Russ - Opałka, Janina
Janina Opałka, a young woman from Lesko (Lwów District), grew up with Jews, among whom she had friends. In 1941, when the expulsion of the Jews to the ghettos and labor camps commenced, she tried to help these friends as much as possible, carrying out various missions for them. In the fall of 1942, in the midst of the deportation of the local Jews for extermination, she moved to the town of Borysław (Drohobycz County), to live with her aunt, Michalina Balogh. There, she got involved in saving Jews: Zygmunt Kron and four members of the Fleischer family, the parents Herman and Rena and their two daughters, Nina and Ludmiła. All were hid in the Balogh home. Opałka helped prepare a hiding place for them, served as their contact and sold their belongings to buy staples for them. In that period, she made the acquaintance of Gustaw Russ, the nephew of the Fleischer couple who, as a Jewish camp inmate, worked in the local oil facilities under German supervision and had a permit to be outside the camp.

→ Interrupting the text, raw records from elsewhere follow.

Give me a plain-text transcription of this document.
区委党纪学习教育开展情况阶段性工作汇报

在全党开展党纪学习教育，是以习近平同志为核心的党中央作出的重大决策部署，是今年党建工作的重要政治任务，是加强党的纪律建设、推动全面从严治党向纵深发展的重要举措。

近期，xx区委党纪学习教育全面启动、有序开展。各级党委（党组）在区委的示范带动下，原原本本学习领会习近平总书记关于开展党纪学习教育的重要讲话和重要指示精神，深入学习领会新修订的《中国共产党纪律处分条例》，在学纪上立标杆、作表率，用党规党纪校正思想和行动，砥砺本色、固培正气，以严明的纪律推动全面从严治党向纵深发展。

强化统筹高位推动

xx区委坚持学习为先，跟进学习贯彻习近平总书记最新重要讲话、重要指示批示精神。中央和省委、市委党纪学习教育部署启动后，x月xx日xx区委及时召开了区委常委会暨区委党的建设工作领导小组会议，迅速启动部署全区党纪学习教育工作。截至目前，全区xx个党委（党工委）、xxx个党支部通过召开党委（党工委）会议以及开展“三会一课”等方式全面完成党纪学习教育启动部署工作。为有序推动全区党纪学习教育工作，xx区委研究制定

She also helped him in every way required when he was in the town. In April 1944, before the Germans exterminated the last Jewish inmates still working in the oil facilities, she managed to smuggle Russ to the hiding place in the Balogh home. In August 1944, the Red Army liberated Borysław. All six Jews in hiding survived. After the war, Gustaw Russ married his rescuer, Janina Opałka.
On March 27, 2000, Yad Vashem recognized Janina Russ-Opalka as Righteous Among the Nations.